The question is exceedingly simple, but the answer is about as complex as the lengthy explanation of Albert Einstein’s Theory of Relativity. Indeed, it’s so complex, I won’t deal with the national answer in this missive because some of the issues nationally are quite different than in Wisconsin (that, and I really owe the TownHall version of the blog something).
There are three basic elements of conservatism; social, judicial and fiscal. Usually, these three elements are mutually-supporting, but they are anything but synonymous. A couple of quick examples – is it judicially or fiscally conservative to support the “war on drugs”? No, but it is socially conservative. Is it judicially or even socially conservative to support a state-imposed limit on how much a local government can raise taxes? Depending on whether it is a statutory or constitutional limit, not necessarily, yet it is undoubtedly fiscally conservative.
Social conservatism, at least among the populace, is as alive and well as can be. The two referenda that were on the ballot in November both passed handily. On issue after issue, the majority of the populace at least professes to believe in the conservative position. However, the Republican Party, the only one where social conservatism is at least tolerated, has taken social conservatives for granted for years.
Judicial conservatism is somewhat in a state of flux. Whenever voters are given a choice between someone who doesn’t believe in judicial activism or a soft-on-crime approach and someone who does believe in judicial activism and a soft-on-crime approach, they opt for the former. Tempering this is the fact that there are so few contested judicial elections, especially once there is an incumbent. This allows judges to “grow” in office and see their mandate to be a “Lawgiver-In-Black”. We’ve seen this most-recently with Pat Crooks. Crooks “grew” into a Lawgiver-In-Black, reportedly because he didn’t want to face a challenge from Wisconsin’s trial lawyers. He ensured that he didn’t have any opposition in his re-election bid.

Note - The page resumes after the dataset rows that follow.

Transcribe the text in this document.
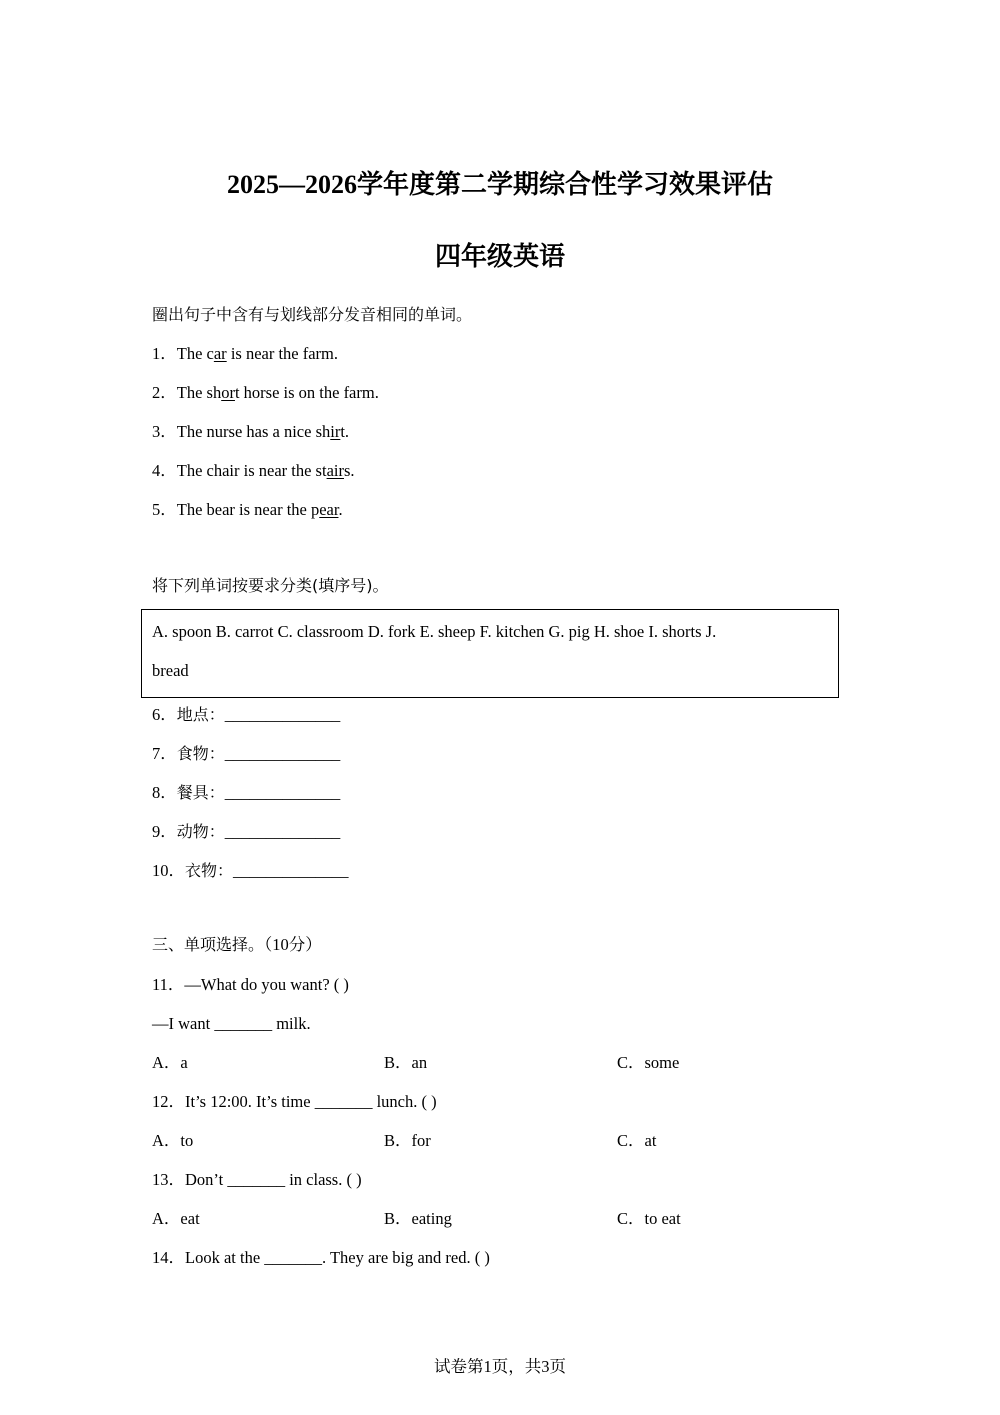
2025—2026学年度第二学期综合性学习效果评估
四年级英语
圈出句子中含有与划线部分发音相同的单词。
1．The car is near the farm.
2．The short horse is on the farm.
3．The nurse has a nice shirt.
4．The chair is near the stairs.
5．The bear is near the pear.
将下列单词按要求分类(填序号)。
A. spoon B. carrot C. classroom D. fork E. sheep F. kitchen G. pig H. shoe I. shorts J.
bread
6．地点：______________
7．食物：______________
8．餐具：______________
9．动物：______________
10．衣物：______________
三、单项选择。（10分）
11．—What do you want? ( )
—I want _______ milk.
A．a	B．an	C．some
12．It’s 12:00. It’s time _______ lunch. ( )
A．to	B．for	C．at
13．Don’t _______ in class. ( )
A．eat	B．eating	C．to eat
14．Look at the _______. They are big and red. ( )
试卷第1页，共3页
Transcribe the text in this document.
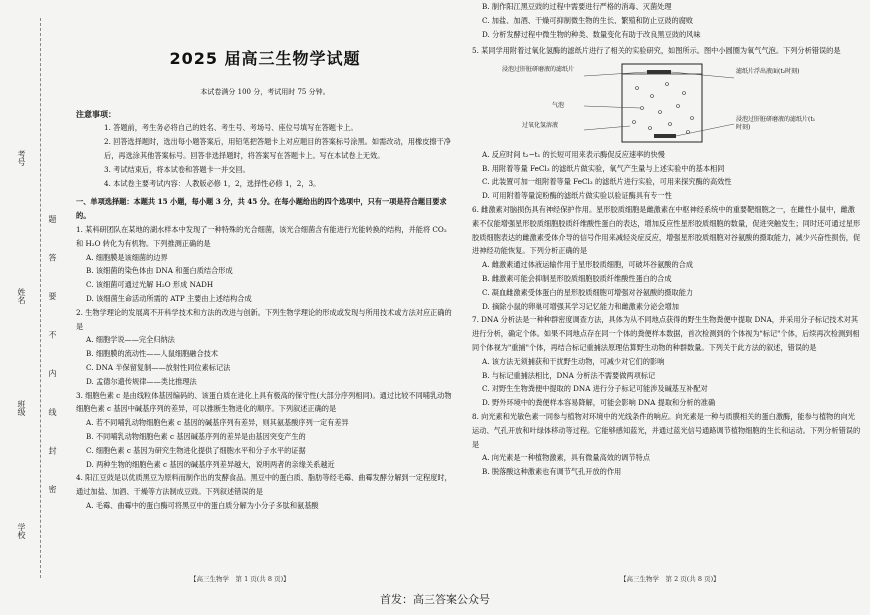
考号
姓名
班级
学校
题 答 要 不 内 线 封 密
2025 届高三生物学试题
本试卷满分 100 分，考试用时 75 分钟。
注意事项：

1. 答题前，考生务必将自己的姓名、考生号、考场号、座位号填写在答题卡上。

2. 回答选择题时，选出每小题答案后，用铅笔把答题卡上对应题目的答案标号涂黑。如需改动，用橡皮擦干净后，再选涂其他答案标号。回答非选择题时，将答案写在答题卡上。写在本试卷上无效。

3. 考试结束后，将本试卷和答题卡一并交回。

4. 本试卷主要考试内容：人教版必修 1，2，选择性必修 1，2，3。

一、单项选择题：本题共 15 小题，每小题 3 分，共 45 分。在每小题给出的四个选项中，只有一项是符合题目要求的。

1. 某科研团队在某地的湖水样本中发现了一种特殊的光合细菌，该光合细菌含有能进行光能转换的结构，并能将 CO₂ 和 H₂O 转化为有机物。下列推测正确的是

A. 细胞膜是该细菌的边界

B. 该细菌的染色体由 DNA 和蛋白质结合形成

C. 该细菌可通过光解 H₂O 形成 NADH

D. 该细菌生命活动所需的 ATP 主要由上述结构合成

2. 生物学理论的发展离不开科学技术和方法的改进与创新。下列生物学理论的形成或发现与所用技术或方法对应正确的是

A. 细胞学说——完全归纳法

B. 细胞膜的流动性——人鼠细胞融合技术

C. DNA 半保留复制——放射性同位素标记法

D. 孟德尔遗传规律——类比推理法

3. 细胞色素 c 是由线粒体基因编码的、该蛋白质在进化上具有极高的保守性(大部分序列相同)。通过比较不同哺乳动物细胞色素 c 基因中碱基序列的差异，可以推断生物进化的顺序。下列叙述正确的是

A. 若不同哺乳动物细胞色素 c 基因的碱基序列有差异，则其氨基酸序列一定有差异

B. 不同哺乳动物细胞色素 c 基因碱基序列的差异是由基因突变产生的

C. 细胞色素 c 基因为研究生物进化提供了细胞水平和分子水平的证据

D. 两种生物的细胞色素 c 基因的碱基序列差异越大，说明两者的亲缘关系越近

4. 阳江豆豉是以优质黑豆为原料而制作出的发酵食品。黑豆中的蛋白质、脂肪等经毛霉、曲霉发酵分解到一定程度时，通过加盐、加酒、干燥等方法制成豆豉。下列叙述错误的是

A. 毛霉、曲霉中的蛋白酶可将黑豆中的蛋白质分解为小分子多肽和氨基酸

【高三生物学　第 1 页(共 8 页)】

B. 制作阳江黑豆豉的过程中需要进行严格的消毒、灭菌处理

C. 加盐、加酒、干燥可抑制微生物的生长、繁殖和防止豆豉的腐败

D. 分析发酵过程中微生物的种类、数量变化有助于改良黑豆豉的风味

5. 某同学用附着过氧化氢酶的滤纸片进行了相关的实验研究，如图所示。图中小圆圈为氧气气泡。下列分析错误的是

浸泡过肝脏研磨液的滤纸片
气泡
过氧化氢溶液
滤纸片浮出液面(t₂时刻)
浸泡过肝脏研磨液的滤纸片(t₁时刻)

A. 反应时间 t₂−t₁ 的长短可用来表示酶促反应速率的快慢

B. 用附着等量 FeCl₃ 的滤纸片做实验，氧气产生量与上述实验中的基本相同

C. 此装置可加一组附着等量 FeCl₃ 的滤纸片进行实验，可用来探究酶的高效性

D. 可用附着等量淀粉酶的滤纸片做实验以验证酶具有专一性

6. 雌激素对脑损伤具有神经保护作用。星形胶质细胞是雌激素在中枢神经系统中的重要靶细胞之一，在雌性小鼠中，雌激素不仅能增强星形胶质细胞胶质纤维酸性蛋白的表达，增加反应性星形胶质细胞的数量，促进突触发生；同时还可通过星形胶质细胞表达的雌激素受体介导的信号作用来减轻炎症反应，增强星形胶质细胞对谷氨酸的摄取能力，减少兴奋性损伤，促进神经功能恢复。下列分析正确的是

A. 雌激素通过体液运输作用于星形胶质细胞，可破坏谷氨酸的合成

B. 雌激素可能会抑制星形胶质细胞胶质纤维酸性蛋白的合成

C. 凝血雌激素受体蛋白的星形胶质细胞可增强对谷氨酸的摄取能力

D. 摘除小鼠的卵巢可增强其学习记忆能力和雌激素分泌会增加

7. DNA 分析法是一种种群密度调查方法，具体为从不同地点获得的野生生物粪便中提取 DNA，并采用分子标记技术对其进行分析，确定个体。如果不同地点存在同一个体的粪便样本数据，首次检测到的个体视为"标记"个体，后续再次检测到相同个体视为"重捕"个体，再结合标记重捕法原理估算野生动物的种群数量。下列关于此方法的叙述，错误的是

A. 该方法无须捕获和干扰野生动物，可减少对它们的影响

B. 与标记重捕法相比，DNA 分析法不需要做两项标记

C. 对野生生物粪便中提取的 DNA 进行分子标记可能涉及碱基互补配对

D. 野外环境中的粪便样本容易降解，可能会影响 DNA 提取和分析的准确

8. 向光素和光敏色素一同参与植物对环境中的光线条件的响应。向光素是一种与质膜相关的蛋白激酶，能参与植物的向光运动、气孔开放和叶绿体移动等过程。它能够感知蓝光，并通过蓝光信号通路调节植物细胞的生长和运动。下列分析错误的是

A. 向光素是一种植物激素，具有微量高效的调节特点

B. 脱落酸这种激素也有调节气孔开放的作用

【高三生物学　第 2 页(共 8 页)】
首发：高三答案公众号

That brings us to fiscal conservatism. In my lifetime, there has been exactly one successful bid in Madison to actually reduce spending in Wisconsin – the Wisconsin Works welfare reform. One could try to claim that the 2/3rds school-finance shift to the state in exchange for limits on how much school districts can jack up taxes is fiscal conservatism, but even before the various referenda are taken into account, the net result was a shift of the money source to the state and a resultant massive increase in spending.
Outside of a micro-revolt that happened in southern Milwaukee County in 2002 that was the direct result of a massive pension scandal at the county level, and perhaps the ouster of then-Senate Majority Leader Mary Panzer over her failure to bring TABOR to a vote (which failed spectacularily when Glenn Grothman immediately went native), there has been no widespread successful voter “revolt” against high taxes. True, school bonding referenda have occassionally gone down in defeat, but when a $93 million referendum passes in tiny New Richmond, and $20-$30 million referenda routinely pass even in the heart of that revolt, one can fairly say that there is no sense of fiscal conservatism amongst the populace.
Is it any surprise that the Republican Party has paid no more than lip service to fiscal conservatism? From the Republicans’ abandonment of Scott McCallum when he proposed getting rid of shared revenue in 2002 to the aforementioned Panzer burying of TABOR in 2004, to the 2-year failure to pass the TPA the last 2 years to the current push by the Assembly Pubbie leadership to accept tax increases, Wisconsin Republicans have never been fiscal conservatives.
Why do they pay lip service to fiscal conservatism? Politics, pure and simple. The Democrats have the social and fiscal liberalism bases locked up tight. Most social conservatives are, almost by necessity, also fiscal conservatives. They have, in a bit of irony, taken to heart Gerald Ford’s words of warning – “A government big enough to give you everything you want is a government big enough to take from you everything you have.”
So, what’s my final answer? At least in Wisconsin, conservatism as a political movement is not only out of gas, but on life support, and will remain so as long as the Republican Party (or its successor) takes social conservatives for granted. Further, even though it is not popular, as long as fiscal conservatism gets short shrift, any gains from gearing toward social conservatives will be at best temporary.